Madam Speaker, the people of Quebec and Canada have agreed to send troops to the former Yugoslavia to keep the peace. Our troops are part of a 23,000 member UN force which has been making commendable efforts for months to restore peace to that European country. With dignity, courage and efficiency, our soldiers have carried out their mandate, a narrow and demanding mandate that they have managed to carry out effectively.
Our troops have saved lives. They have provided medical treatment. They have helped people escape the combat zone.
After many months of hard work, an agreement was finally reached just recently, under which Bosnian Serbs accepted that six safe areas be defined. Sarajevo and Gorazde were among these areas.
We are forced to recognize that the Bosnian Serbs did not live up to their word, as this has been the case all too often over the past few months, and hostilities resumed. The city of Gorazde is currently under Bosnian Serb fire, its unarmed and defenceless population subjected to mortar shelling day in and day out. Blind fire is killing civilians, women and children. Just today, 28 people were killed in the shelling of a hospital.

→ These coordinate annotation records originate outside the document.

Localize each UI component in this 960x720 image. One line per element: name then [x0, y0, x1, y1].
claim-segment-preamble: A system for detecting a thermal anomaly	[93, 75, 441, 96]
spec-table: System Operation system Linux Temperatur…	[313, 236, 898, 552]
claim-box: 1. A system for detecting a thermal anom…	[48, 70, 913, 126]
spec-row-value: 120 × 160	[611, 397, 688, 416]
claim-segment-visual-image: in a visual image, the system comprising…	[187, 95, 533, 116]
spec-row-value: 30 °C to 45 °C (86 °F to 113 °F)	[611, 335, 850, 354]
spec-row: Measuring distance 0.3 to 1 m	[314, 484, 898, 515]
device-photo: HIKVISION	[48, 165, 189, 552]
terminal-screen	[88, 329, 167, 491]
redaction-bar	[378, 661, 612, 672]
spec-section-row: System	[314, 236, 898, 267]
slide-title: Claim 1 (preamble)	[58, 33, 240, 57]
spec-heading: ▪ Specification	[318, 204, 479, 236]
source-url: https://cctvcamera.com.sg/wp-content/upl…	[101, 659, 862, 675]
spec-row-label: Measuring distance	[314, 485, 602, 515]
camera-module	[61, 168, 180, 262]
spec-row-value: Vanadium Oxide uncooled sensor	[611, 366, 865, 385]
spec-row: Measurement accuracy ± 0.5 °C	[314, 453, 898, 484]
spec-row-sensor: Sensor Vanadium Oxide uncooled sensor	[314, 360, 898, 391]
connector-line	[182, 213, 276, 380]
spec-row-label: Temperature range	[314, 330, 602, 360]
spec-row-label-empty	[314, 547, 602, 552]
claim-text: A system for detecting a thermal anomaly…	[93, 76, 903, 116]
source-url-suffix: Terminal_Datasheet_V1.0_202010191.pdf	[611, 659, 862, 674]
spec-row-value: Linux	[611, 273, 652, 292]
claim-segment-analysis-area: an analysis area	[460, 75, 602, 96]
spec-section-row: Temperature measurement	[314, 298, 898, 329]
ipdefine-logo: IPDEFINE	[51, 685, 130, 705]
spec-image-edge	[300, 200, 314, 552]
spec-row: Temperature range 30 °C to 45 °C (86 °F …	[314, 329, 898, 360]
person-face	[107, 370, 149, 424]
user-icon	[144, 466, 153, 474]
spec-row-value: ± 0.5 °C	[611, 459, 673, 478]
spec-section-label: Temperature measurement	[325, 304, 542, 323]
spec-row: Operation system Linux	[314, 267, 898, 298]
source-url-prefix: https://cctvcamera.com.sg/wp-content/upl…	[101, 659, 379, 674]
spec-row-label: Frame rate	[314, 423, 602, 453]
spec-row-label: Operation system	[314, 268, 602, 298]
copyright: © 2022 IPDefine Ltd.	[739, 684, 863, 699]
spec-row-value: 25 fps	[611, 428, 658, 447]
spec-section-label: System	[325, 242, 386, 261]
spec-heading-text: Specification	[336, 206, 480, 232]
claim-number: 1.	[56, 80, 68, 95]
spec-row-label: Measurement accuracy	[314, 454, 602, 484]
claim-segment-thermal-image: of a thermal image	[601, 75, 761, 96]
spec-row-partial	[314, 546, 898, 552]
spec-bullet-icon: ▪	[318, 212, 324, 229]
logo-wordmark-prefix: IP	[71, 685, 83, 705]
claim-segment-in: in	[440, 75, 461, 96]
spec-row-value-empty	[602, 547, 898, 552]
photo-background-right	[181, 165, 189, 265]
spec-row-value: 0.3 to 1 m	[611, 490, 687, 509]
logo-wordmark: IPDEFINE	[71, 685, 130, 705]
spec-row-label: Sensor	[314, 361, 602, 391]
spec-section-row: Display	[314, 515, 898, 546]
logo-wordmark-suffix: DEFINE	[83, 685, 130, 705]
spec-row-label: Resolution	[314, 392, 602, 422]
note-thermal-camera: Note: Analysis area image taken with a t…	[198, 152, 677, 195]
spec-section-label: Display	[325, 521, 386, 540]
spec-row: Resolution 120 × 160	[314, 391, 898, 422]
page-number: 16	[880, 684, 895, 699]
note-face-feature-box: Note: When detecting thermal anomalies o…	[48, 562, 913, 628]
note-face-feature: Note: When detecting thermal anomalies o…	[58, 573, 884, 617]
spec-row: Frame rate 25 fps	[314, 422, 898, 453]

We are facing a difficult situation. Will we look on helplessly, as brutal force, ill intent and duplicity triumph? Will we keep on worrying about what happens to our troops in the field? On the other hand, should we not help those who are proposing concerted, effective actions to force Bosnian Serbs to abide by the agreements concluded, to stop shelling and remove their guns from around guaranteed safe areas? I think we should. I think that the nations involved in the operations must send a clear message, an ultimatum, to the people who are shelling defenceless people, shelling civilians and children, shelling hospitals.
The ultimatum must be clear and have a short deadline. It seems that is the only language which the soldiers operating under the colours of the Bosnian Serbs understand.
We must issue this ultimatum and if they do not comply, we must, as suggested, strike effectively and rapidly so that the weapons shooting civilians and defenceless people are destroyed and that the troops in the field are no longer subject to the bad faith of the Bosnian Serbs, who as we have seen believe that they do not have to keep their word.
We must issue this ultimatum and use the necessary force if the Bosnian Serbs do not comply, because it is a humanitarian duty. We are witnessing barbaric acts. We are witnessing frightful things. For a long time, we had not seen people in Europe being subjected to mortar fire, random shooting and bombing.
Canadians do not accept violence in their own country. Increasingly, they call for action, and I believe that they have the same attitude to situations of violence abroad directed against defenceless people.
Therefore it is a humanitarian duty to intervene. It also takes the lessons of history into account.
If the League of Nations, a few years prior to 1939, had taken the necessary steps to stop Hitlerian madness in Germany, many millions of people might not have died in World War II.
History teaches us that if we do not do anything to stop massacres, injustice and unspeakable violence against civilians, against defenceless populations-if we witness all these horrible scenes without reacting-we will pay dearly for our inaction several years later. That is also what the news teaches us.
Staggering events are now occurring in Rwanda, Africa. We see people being slaughtered and ask ourselves whether we could have done something in the first hours of the crisis. I think the answer is yes. So I think we should intervene. We have a duty to intervene in the face of growing violence, of the return to Europe of barbarities it had not seen in 50 years.
It is with regret but also with a sense of duty that I think Canada should agree to implement the program proposed by the UN to NATO and, if the ultimatum is rejected by the Bosnian Serbs, to launch the air strikes required to make them live up to their word. In all honesty, I think it is our duty to show solidarity with our fellow human beings.